A. Eliminating Information Asymmetry
One of the greatest challenges in any transaction is the information gap between buyer and seller. A company’s financial statements, debt ratios, pending lawsuits, or tax liabilities are not always transparent to an outsider. In such cases, the investor risks making decisions without fully grasping the potential exposure.
This is precisely where due diligence comes into play. It reveals the true position of the target company, its strengths, and potential risks. Beyond shaping the purchase price, due diligence also guides the negotiation of contractual terms. Sometimes the process allows the buyer to proceed confidently; other times, identified risks may even halt the transaction altogether.
B. Areas of Examination: Scope and Dimensions
The scope of a due diligence review varies depending on the size of the deal and the industry in question. Broadly, it covers the following areas:
• Legal Review: Corporate documents, trade registry filings, contracts, ongoing or pending litigation.
• Financial Review: Balance sheet, income statements, receivables and liabilities, cash flow.
• Tax Review: Unpaid taxes, penalties, risks stemming from previous fiscal years.
• Commercial and Operational Review: Customer portfolio, supplier relationships, market position.
• Sector-Specific Review: Compliance with licenses, permits, and regulatory approvals in regulated sectors.
For instance, intellectual property protection is paramount in the tech sector, while zoning and land registry matters are critical in real estate or construction. Thus, every due diligence exercise is tailored to the risk areas inherent in the sector.
C. Impact on the Seller’s Liability
Due diligence has direct consequences for the seller as well. Pursuant to Article 222 of the Turkish Code of Obligations (“TCO”), the seller cannot be held liable for defects known or that should have been known to the buyer. Accordingly, the more extensive the due diligence, the narrower the seller’s potential liability in future disputes.
However, risks deliberately concealed by the seller are addressed through contractual warranty and indemnity provisions. As such, due diligence reports often serve not only as an investigative document but also as the foundation for the warranties and indemnification clauses within the Share Purchase Agreement (“SPA”).
D. The Process in Practice
Due diligence is typically carried out in several stages:
1. Initiation: Signing of a non-disclosure agreement (NDA) and letter of intent (LoI).
2. Data Room: Seller provides access to relevant documents, often through electronic data rooms.
3. Review: Legal, financial, and tax experts analyze the materials to identify risks and opportunities.
4. Reporting: Findings are compiled in formats such as detailed reports, “red flag” reports, or executive summaries.
5. Negotiation: Based on the identified risks, parties revisit the purchase price, closing conditions, and warranty provisions.
In recent years, vendor due diligence—reviews commissioned by the seller before initiating a transaction—has gained traction.
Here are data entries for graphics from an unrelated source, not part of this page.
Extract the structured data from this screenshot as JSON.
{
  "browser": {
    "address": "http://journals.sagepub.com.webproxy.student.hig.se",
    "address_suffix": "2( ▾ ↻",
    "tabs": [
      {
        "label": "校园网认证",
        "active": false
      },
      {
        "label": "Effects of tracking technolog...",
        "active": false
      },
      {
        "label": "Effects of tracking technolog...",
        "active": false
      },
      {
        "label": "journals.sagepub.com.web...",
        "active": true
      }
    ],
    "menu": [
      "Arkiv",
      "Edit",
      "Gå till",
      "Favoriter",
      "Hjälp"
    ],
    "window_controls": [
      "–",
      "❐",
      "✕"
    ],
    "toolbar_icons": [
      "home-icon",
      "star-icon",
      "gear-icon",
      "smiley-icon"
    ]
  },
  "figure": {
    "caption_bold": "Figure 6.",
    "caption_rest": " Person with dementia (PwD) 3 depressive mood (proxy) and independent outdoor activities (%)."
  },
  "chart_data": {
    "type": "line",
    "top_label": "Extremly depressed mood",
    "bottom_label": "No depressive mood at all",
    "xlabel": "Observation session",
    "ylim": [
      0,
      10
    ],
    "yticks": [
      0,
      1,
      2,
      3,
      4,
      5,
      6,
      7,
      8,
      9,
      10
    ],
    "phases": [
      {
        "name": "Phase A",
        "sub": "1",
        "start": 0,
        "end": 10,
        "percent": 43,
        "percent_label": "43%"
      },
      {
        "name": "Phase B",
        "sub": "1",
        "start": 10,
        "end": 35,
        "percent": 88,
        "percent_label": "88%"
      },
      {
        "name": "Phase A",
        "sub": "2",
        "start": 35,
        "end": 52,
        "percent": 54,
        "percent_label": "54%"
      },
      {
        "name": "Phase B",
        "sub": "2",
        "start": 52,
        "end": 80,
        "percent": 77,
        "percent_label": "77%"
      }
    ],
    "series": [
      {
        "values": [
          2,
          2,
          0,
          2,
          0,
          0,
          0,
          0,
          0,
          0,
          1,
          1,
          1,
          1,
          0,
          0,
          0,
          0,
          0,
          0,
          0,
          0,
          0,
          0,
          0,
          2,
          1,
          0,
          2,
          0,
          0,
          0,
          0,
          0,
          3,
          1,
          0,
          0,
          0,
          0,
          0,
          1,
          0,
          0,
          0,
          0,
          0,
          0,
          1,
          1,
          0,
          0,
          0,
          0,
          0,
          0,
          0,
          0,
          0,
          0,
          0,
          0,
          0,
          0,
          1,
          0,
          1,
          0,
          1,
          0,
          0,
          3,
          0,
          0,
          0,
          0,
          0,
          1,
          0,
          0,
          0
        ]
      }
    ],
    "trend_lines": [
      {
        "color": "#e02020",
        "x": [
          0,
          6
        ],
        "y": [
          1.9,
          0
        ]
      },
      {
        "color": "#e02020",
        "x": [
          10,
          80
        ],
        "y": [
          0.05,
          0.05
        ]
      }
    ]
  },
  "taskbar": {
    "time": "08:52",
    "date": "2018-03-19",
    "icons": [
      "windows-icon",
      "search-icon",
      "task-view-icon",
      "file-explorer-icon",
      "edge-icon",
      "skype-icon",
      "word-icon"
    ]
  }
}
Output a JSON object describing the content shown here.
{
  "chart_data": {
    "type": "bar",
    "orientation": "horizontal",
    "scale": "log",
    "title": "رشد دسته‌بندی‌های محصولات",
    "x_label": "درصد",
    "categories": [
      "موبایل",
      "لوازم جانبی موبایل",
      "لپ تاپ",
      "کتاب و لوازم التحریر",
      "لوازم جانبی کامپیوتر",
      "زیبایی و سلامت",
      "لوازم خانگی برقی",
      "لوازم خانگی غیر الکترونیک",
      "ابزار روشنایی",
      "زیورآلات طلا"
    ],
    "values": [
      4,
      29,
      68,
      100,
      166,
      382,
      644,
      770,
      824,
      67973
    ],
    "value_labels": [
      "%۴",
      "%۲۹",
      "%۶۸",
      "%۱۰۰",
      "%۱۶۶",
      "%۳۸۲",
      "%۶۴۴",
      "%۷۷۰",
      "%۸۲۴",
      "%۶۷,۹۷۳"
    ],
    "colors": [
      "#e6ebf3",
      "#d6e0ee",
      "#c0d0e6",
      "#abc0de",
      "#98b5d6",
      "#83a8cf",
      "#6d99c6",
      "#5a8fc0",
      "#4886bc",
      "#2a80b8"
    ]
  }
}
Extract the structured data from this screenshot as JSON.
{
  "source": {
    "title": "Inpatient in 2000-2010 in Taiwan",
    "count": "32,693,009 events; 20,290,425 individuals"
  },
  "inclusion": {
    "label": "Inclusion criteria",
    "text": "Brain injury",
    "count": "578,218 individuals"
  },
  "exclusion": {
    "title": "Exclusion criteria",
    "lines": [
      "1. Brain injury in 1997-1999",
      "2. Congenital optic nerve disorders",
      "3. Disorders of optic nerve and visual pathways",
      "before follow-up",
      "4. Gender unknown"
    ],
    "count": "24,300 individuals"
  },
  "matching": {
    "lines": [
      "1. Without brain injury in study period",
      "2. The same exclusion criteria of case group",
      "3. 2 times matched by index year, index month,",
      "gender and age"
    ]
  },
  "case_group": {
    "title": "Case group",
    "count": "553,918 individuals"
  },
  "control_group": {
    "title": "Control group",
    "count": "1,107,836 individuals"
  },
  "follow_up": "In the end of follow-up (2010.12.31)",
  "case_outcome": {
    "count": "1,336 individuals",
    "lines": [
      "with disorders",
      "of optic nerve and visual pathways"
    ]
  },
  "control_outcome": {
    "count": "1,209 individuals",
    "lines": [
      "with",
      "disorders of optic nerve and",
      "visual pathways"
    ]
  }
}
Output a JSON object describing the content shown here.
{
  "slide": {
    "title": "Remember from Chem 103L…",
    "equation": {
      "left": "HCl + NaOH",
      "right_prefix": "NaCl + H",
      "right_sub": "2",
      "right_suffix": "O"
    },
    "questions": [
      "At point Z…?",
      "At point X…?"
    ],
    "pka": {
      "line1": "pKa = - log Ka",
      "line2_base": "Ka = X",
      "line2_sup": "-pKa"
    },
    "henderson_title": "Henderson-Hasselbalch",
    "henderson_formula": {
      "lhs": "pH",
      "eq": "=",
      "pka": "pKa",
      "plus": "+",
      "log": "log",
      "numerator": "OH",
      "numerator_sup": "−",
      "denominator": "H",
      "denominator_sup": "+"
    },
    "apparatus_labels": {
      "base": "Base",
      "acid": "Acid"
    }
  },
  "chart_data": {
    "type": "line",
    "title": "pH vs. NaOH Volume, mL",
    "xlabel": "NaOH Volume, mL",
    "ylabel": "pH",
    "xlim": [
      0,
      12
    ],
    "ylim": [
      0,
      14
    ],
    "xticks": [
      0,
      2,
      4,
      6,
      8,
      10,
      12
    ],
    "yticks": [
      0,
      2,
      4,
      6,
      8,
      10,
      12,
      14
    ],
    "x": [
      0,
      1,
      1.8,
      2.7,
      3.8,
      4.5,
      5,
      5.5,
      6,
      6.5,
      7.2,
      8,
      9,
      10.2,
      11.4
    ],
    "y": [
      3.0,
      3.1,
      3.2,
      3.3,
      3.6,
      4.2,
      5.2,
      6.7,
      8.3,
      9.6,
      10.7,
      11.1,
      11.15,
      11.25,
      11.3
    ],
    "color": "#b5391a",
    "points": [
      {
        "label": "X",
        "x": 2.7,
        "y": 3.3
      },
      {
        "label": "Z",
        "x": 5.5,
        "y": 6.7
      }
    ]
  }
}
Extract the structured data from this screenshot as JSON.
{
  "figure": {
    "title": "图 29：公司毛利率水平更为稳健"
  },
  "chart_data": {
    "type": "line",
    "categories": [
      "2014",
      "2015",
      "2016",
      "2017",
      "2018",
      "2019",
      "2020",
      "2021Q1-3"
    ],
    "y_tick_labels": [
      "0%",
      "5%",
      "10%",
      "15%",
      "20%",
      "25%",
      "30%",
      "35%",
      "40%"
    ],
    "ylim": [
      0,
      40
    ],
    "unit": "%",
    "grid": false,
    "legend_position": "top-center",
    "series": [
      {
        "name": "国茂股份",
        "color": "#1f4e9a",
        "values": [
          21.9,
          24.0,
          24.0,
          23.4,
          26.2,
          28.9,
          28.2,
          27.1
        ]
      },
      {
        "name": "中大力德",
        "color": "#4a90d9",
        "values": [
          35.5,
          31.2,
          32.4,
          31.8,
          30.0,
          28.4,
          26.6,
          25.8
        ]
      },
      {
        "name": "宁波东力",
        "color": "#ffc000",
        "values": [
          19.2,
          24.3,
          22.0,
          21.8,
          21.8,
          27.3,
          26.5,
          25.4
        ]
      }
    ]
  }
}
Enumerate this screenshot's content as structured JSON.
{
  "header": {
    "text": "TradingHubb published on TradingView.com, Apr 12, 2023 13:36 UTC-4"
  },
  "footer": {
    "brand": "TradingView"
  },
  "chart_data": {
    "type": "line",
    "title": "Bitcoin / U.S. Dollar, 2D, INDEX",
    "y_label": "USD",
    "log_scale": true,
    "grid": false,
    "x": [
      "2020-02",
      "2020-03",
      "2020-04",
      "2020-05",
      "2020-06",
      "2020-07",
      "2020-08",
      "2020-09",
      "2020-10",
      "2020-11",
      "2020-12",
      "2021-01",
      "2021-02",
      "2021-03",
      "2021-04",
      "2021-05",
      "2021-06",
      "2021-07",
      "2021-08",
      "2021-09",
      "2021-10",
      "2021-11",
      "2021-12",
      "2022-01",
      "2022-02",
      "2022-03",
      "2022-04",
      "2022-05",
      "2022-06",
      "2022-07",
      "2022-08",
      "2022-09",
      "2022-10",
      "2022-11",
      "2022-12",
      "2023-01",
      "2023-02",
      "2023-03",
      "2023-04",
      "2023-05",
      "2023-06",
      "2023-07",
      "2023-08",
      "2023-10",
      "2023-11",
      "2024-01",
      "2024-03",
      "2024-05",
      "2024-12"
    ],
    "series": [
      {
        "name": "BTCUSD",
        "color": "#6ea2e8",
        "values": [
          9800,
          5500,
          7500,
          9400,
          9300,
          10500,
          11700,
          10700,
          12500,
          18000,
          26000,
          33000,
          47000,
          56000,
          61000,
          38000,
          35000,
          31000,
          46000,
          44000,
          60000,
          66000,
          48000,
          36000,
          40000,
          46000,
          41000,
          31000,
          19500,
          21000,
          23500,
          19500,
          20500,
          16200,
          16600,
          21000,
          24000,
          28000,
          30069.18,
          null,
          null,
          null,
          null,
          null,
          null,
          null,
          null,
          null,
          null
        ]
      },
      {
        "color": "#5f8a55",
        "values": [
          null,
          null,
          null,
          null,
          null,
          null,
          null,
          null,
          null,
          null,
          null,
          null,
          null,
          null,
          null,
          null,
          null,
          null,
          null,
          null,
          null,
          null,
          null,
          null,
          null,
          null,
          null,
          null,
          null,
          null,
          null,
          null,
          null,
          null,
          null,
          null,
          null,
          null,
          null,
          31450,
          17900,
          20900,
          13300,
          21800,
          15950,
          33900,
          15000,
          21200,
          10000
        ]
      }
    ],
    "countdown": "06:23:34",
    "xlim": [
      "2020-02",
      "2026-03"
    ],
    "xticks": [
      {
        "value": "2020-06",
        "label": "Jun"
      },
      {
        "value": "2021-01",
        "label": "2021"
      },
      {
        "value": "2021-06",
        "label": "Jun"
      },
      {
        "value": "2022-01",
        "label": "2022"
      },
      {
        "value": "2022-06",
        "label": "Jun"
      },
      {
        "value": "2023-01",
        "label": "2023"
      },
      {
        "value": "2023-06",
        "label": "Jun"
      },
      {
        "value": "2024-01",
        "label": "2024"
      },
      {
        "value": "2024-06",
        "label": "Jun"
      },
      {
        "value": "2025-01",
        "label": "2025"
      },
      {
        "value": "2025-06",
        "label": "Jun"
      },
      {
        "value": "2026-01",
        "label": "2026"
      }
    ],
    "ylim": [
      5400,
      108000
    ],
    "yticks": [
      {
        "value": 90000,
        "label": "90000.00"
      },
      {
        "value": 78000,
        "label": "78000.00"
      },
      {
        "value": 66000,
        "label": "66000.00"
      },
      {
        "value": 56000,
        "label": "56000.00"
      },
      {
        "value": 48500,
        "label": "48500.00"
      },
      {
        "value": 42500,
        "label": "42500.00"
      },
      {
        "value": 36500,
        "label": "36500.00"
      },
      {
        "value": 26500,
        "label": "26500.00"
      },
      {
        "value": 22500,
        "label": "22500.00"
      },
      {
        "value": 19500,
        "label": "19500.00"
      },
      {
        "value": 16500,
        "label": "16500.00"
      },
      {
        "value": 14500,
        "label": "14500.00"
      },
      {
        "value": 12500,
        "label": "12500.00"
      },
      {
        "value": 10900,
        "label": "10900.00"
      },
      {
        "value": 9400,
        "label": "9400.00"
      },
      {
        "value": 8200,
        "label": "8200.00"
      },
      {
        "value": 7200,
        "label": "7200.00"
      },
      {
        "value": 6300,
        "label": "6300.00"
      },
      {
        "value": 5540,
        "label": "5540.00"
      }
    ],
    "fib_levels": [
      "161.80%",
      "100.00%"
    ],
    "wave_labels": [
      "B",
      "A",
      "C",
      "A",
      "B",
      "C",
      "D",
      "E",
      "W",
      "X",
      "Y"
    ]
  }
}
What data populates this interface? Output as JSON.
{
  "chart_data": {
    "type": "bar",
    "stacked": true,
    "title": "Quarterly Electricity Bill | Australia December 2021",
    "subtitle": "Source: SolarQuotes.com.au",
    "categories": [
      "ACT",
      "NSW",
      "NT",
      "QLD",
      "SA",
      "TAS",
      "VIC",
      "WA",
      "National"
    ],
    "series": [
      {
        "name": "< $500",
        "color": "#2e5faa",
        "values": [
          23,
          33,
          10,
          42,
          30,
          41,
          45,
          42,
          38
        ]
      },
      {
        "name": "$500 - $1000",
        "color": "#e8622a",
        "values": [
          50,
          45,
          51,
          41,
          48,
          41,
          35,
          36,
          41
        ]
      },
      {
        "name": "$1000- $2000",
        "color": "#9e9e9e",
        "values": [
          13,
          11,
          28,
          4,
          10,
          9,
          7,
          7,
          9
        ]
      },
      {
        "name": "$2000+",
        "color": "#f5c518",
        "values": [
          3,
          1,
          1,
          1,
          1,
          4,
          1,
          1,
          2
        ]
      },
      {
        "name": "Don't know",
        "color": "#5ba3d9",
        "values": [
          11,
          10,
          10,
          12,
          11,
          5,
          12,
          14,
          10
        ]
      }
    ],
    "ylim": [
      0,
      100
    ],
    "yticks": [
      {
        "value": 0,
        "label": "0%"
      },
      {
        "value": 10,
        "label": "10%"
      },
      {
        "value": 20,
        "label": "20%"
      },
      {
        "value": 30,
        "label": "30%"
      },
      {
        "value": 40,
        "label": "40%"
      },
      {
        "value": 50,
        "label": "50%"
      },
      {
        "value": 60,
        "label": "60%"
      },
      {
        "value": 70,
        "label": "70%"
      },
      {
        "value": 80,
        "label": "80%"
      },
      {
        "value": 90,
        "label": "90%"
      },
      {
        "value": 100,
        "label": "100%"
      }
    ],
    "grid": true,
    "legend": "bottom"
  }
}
This allows sellers to identify their weaknesses in advance and address them, making negotiations more predictable and smoother.
E. Strategic Implications
Due diligence is not merely a technical verification; it is also a strategic tool.
• For Investors:
o Ability to assess risks in advance and adjust valuation.
o Make an informed decision whether to proceed.
o Secure closing conditions and contractual protections.
• For Sellers:
o Highlight the company’s strengths.
o Build investor confidence.
o Limit future indemnification risks.
Thus, due diligence enhances both negotiation power and transactional security for all parties involved.
F. What It Means for Investors
From the investor’s perspective, due diligence may sometimes seem like an additional cost. However, it is, in reality, the most crucial safeguard of the investment itself. A seemingly minor lawsuit, a tax penalty from previous years, or a questionable contract could jeopardize millions in capital.
Due diligence not only uncovers risks but also reveals opportunities. For example, a thorough review of financial statements may show that the company is undervalued, or that unexplored market segments present untapped growth potential.
In short, due diligence answers not only the question “What are the risks?” but also “Where are the hidden values?”
Conclusion
While not explicitly codified under Turkish law, due diligence has become an inseparable part of corporate transactions and investment deals in practice. It empowers investors to see risks, price transactions accurately, and make secure investment decisions, while also enabling sellers to manage their liability effectively.
Today, for both domestic and foreign investors, due diligence is no longer a choice—it is a necessity. This necessity ensures not only legal security but also the long-term success of the investment itself.